Quelle: Nordwest-Zeitung vom 05.12.2012

Offizialats-Finanzdirektor August Dasenbrock sitzt auch im Aufsichtsrat einer kreditgebenden Bank. Diese hatte den Sanierungsfall erklärt.

VON REINER KRAMER

CLOPPENBURG Eine offene Patronatserklärung wird es von Seiten des Bischöflich Münsterschen Offizialats in Vechta für die in finanzielle Schieflage geratenen Kliniken Oldenburger Münsterland wohl nicht geben. Diese hätte zur Folge, dass das Offizialat für sämtliche Schulden der KKOM einstehen müsste – ein hohes Risiko in der jetzigen Situation, in der noch völlig unklar ist, wie sich die Situation der Häuser weiter entwickelt.
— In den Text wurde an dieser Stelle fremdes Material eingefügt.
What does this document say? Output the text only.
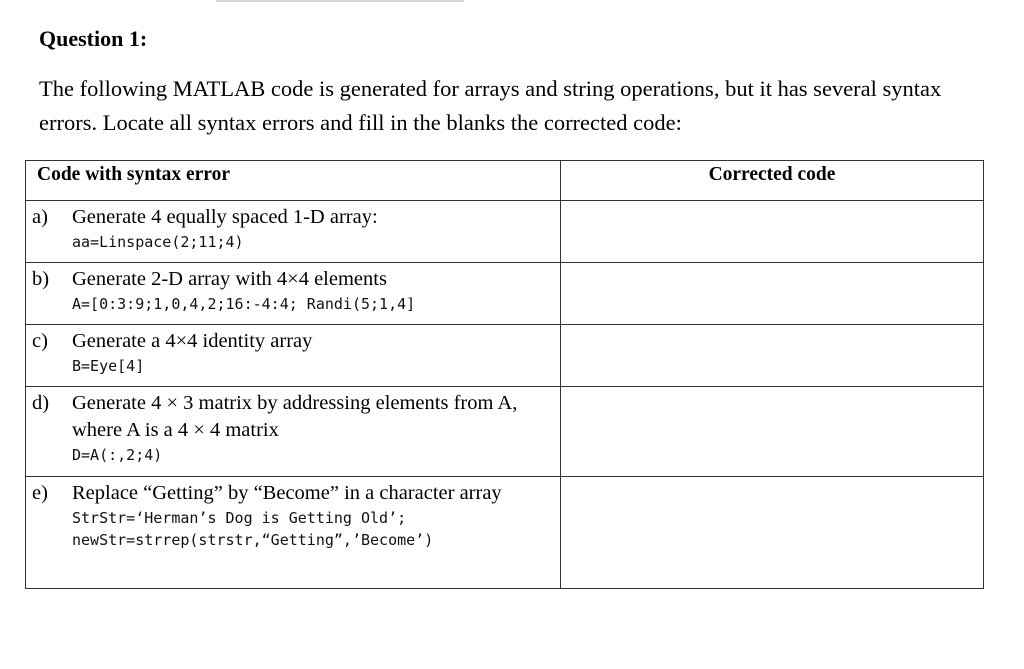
Question 1:
The following MATLAB code is generated for arrays and string operations, but it has several syntax errors. Locate all syntax errors and fill in the blanks the corrected code:
Code with syntax error	Corrected code

a) Generate 4 equally spaced 1-D array:
aa=Linspace(2;11;4)	

b) Generate 2-D array with 4×4 elements
A=[0:3:9;1,0,4,2;16:-4:4; Randi(5;1,4]	

c) Generate a 4×4 identity array
B=Eye[4]	

d) Generate 4 × 3 matrix by addressing elements from A, where A is a 4 × 4 matrix
D=A(:,2;4)	

e) Replace “Getting” by “Become” in a character array
StrStr=‘Herman’s Dog is Getting Old’;
newStr=strrep(strstr,“Getting”,’Become’)	
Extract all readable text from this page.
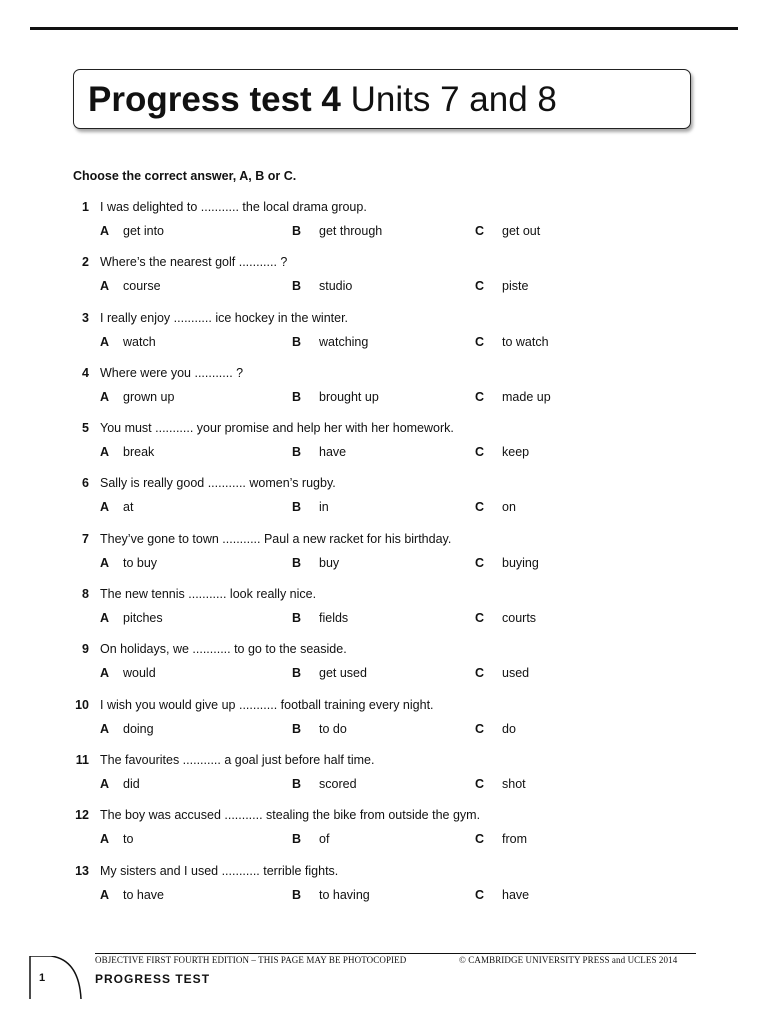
Progress test 4 Units 7 and 8
Choose the correct answer, A, B or C.
1 I was delighted to ........... the local drama group.
A get into	B get through	C get out
2 Where’s the nearest golf ........... ?
A course	B studio	C piste
3 I really enjoy ........... ice hockey in the winter.
A watch	B watching	C to watch
4 Where were you ........... ?
A grown up	B brought up	C made up
5 You must ........... your promise and help her with her homework.
A break	B have	C keep
6 Sally is really good ........... women’s rugby.
A at	B in	C on
7 They’ve gone to town ........... Paul a new racket for his birthday.
A to buy	B buy	C buying
8 The new tennis ........... look really nice.
A pitches	B fields	C courts
9 On holidays, we ........... to go to the seaside.
A would	B get used	C used
10 I wish you would give up ........... football training every night.
A doing	B to do	C do
11 The favourites ........... a goal just before half time.
A did	B scored	C shot
12 The boy was accused ........... stealing the bike from outside the gym.
A to	B of	C from
13 My sisters and I used ........... terrible fights.
A to have	B to having	C have
OBJECTIVE FIRST FOURTH EDITION – THIS PAGE MAY BE PHOTOCOPIED	© CAMBRIDGE UNIVERSITY PRESS and UCLES 2014
1	PROGRESS TEST
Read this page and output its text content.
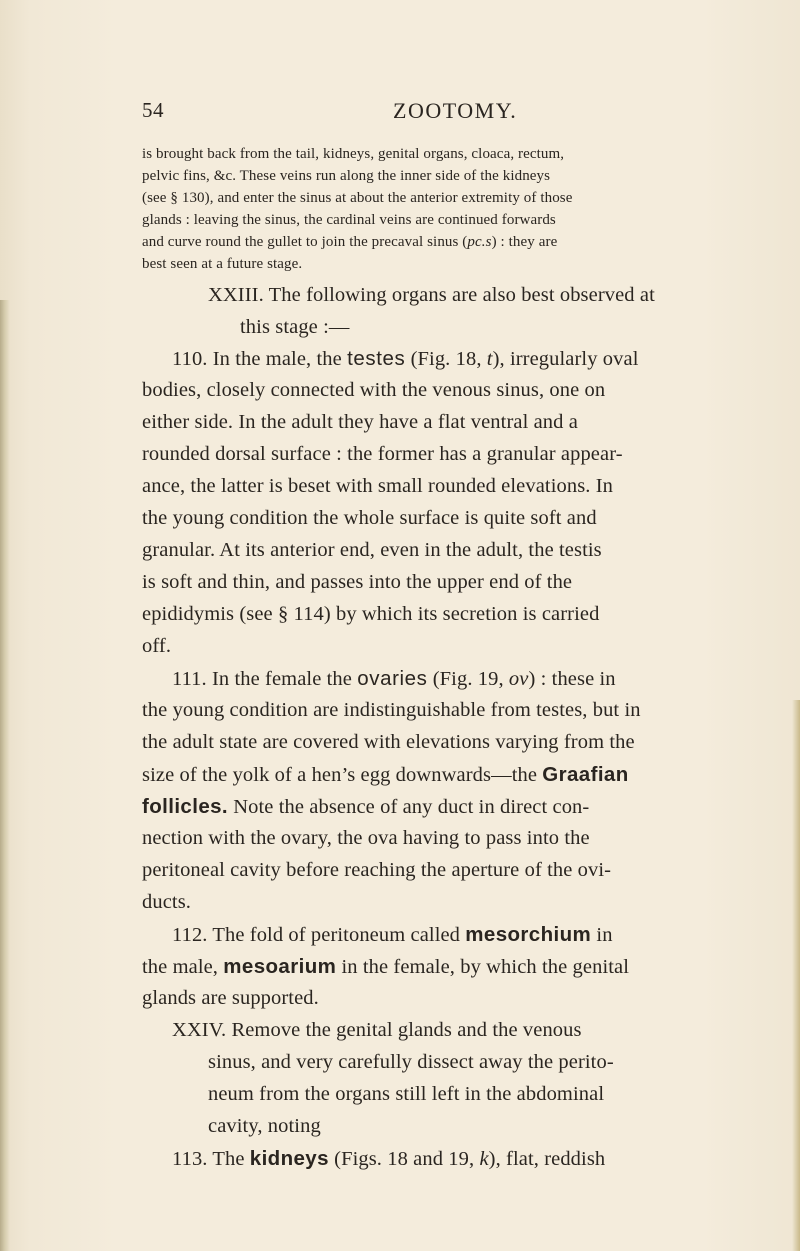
54	ZOOTOMY.
is brought back from the tail, kidneys, genital organs, cloaca, rectum,
pelvic fins, &c. These veins run along the inner side of the kidneys
(see § 130), and enter the sinus at about the anterior extremity of those
glands : leaving the sinus, the cardinal veins are continued forwards
and curve round the gullet to join the precaval sinus (pc.s) : they are
best seen at a future stage.
XXIII. The following organs are also best observed at
this stage :—
110. In the male, the testes (Fig. 18, t), irregularly oval
bodies, closely connected with the venous sinus, one on
either side. In the adult they have a flat ventral and a
rounded dorsal surface : the former has a granular appear-
ance, the latter is beset with small rounded elevations. In
the young condition the whole surface is quite soft and
granular. At its anterior end, even in the adult, the testis
is soft and thin, and passes into the upper end of the
epididymis (see § 114) by which its secretion is carried
off.
111. In the female the ovaries (Fig. 19, ov) : these in
the young condition are indistinguishable from testes, but in
the adult state are covered with elevations varying from the
size of the yolk of a hen’s egg downwards—the Graafian
follicles. Note the absence of any duct in direct con-
nection with the ovary, the ova having to pass into the
peritoneal cavity before reaching the aperture of the ovi-
ducts.
112. The fold of peritoneum called mesorchium in
the male, mesoarium in the female, by which the genital
glands are supported.
XXIV. Remove the genital glands and the venous
sinus, and very carefully dissect away the perito-
neum from the organs still left in the abdominal
cavity, noting
113. The kidneys (Figs. 18 and 19, k), flat, reddish
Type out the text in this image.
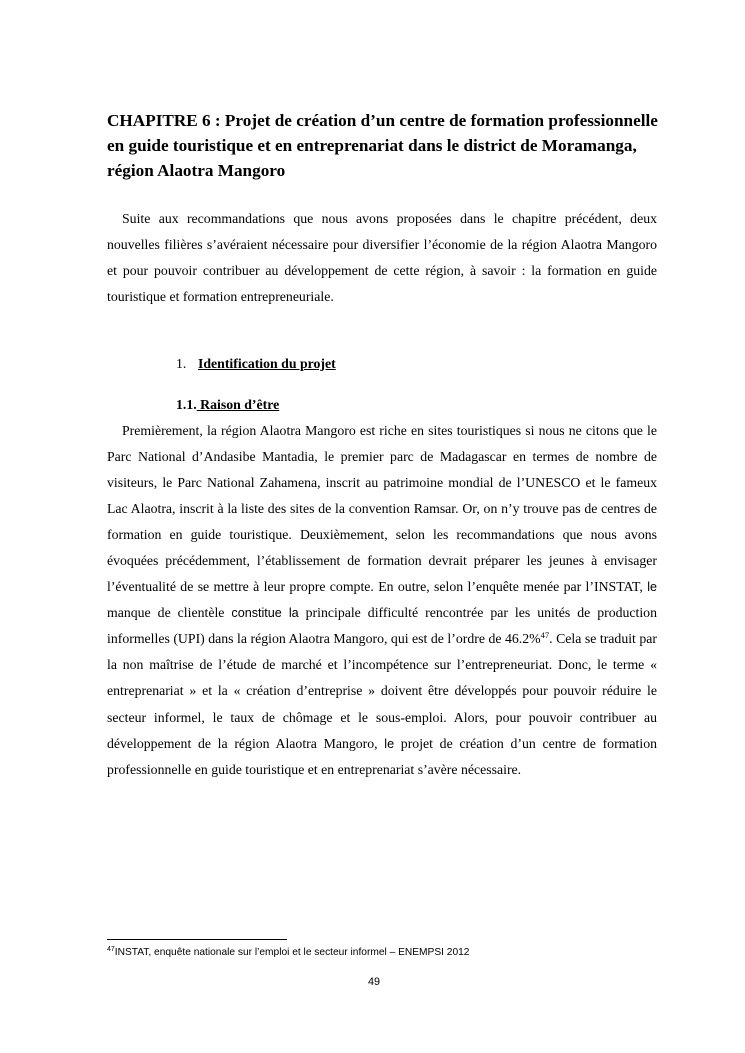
CHAPITRE 6 : Projet de création d’un centre de formation professionnelle en guide touristique et en entreprenariat dans le district de Moramanga, région Alaotra Mangoro
Suite aux recommandations que nous avons proposées dans le chapitre précédent, deux nouvelles filières s’avéraient nécessaire pour diversifier l’économie de la région Alaotra Mangoro et pour pouvoir contribuer au développement de cette région, à savoir : la formation en guide touristique et formation entrepreneuriale.
1. Identification du projet
1.1. Raison d’être
Premièrement, la région Alaotra Mangoro est riche en sites touristiques si nous ne citons que le Parc National d’Andasibe Mantadia, le premier parc de Madagascar en termes de nombre de visiteurs, le Parc National Zahamena, inscrit au patrimoine mondial de l’UNESCO et le fameux Lac Alaotra, inscrit à la liste des sites de la convention Ramsar. Or, on n’y trouve pas de centres de formation en guide touristique. Deuxièmement, selon les recommandations que nous avons évoquées précédemment, l’établissement de formation devrait préparer les jeunes à envisager l’éventualité de se mettre à leur propre compte. En outre, selon l’enquête menée par l’INSTAT, le manque de clientèle constitue la principale difficulté rencontrée par les unités de production informelles (UPI) dans la région Alaotra Mangoro, qui est de l’ordre de 46.2%$^{47}$. Cela se traduit par la non maîtrise de l’étude de marché et l’incompétence sur l’entrepreneuriat. Donc, le terme « entreprenariat » et la « création d’entreprise » doivent être développés pour pouvoir réduire le secteur informel, le taux de chômage et le sous-emploi. Alors, pour pouvoir contribuer au développement de la région Alaotra Mangoro, le projet de création d’un centre de formation professionnelle en guide touristique et en entreprenariat s’avère nécessaire.
$^{47}$INSTAT, enquête nationale sur l’emploi et le secteur informel – ENEMPSI 2012
49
Es laufen aber weiterhin intensive Gespräche darüber, von welcher Seite Geld beschafft werden kann, um die spätestens zum 31. März drohende Zahlungsunfähigkeit der Häuser abzuwenden. Bis dahin hat die DKM Darlehnskasse Münster einen Überbrückungskredit in Höhe von 2,5 Millionen Euro gewährt – allerdings unter der Prämisse, dass die KKOM das Weihnachtsgeld an die mehr als 2000 Mitarbeiter nicht auszahlen müssen (3,5 Millionen Euro) und Tarifsteigerungen an die Ärzte (weitere 1,9 Millionen Euro) erst später gezahlt werden können. Auf das Weihnachtsgeld, zu dessen Auszahlung die Klinken nach den Arbeitsvertragsrichtlinien der Caritas verpflichtet wären, sollen die Mitarbeiter nun freiwillig verzichten. Dazu haben die Mitarbeitervertretungen nach Informationen der NWZ am Dienstag Gespräche mit den Mitarbeitern aufgenommen. Sollte das Weihnachtsgeld doch gezahlt werden müssen, würde es „deutlich enger“, bestätigte Offizialatssprecher Ludger Heuer.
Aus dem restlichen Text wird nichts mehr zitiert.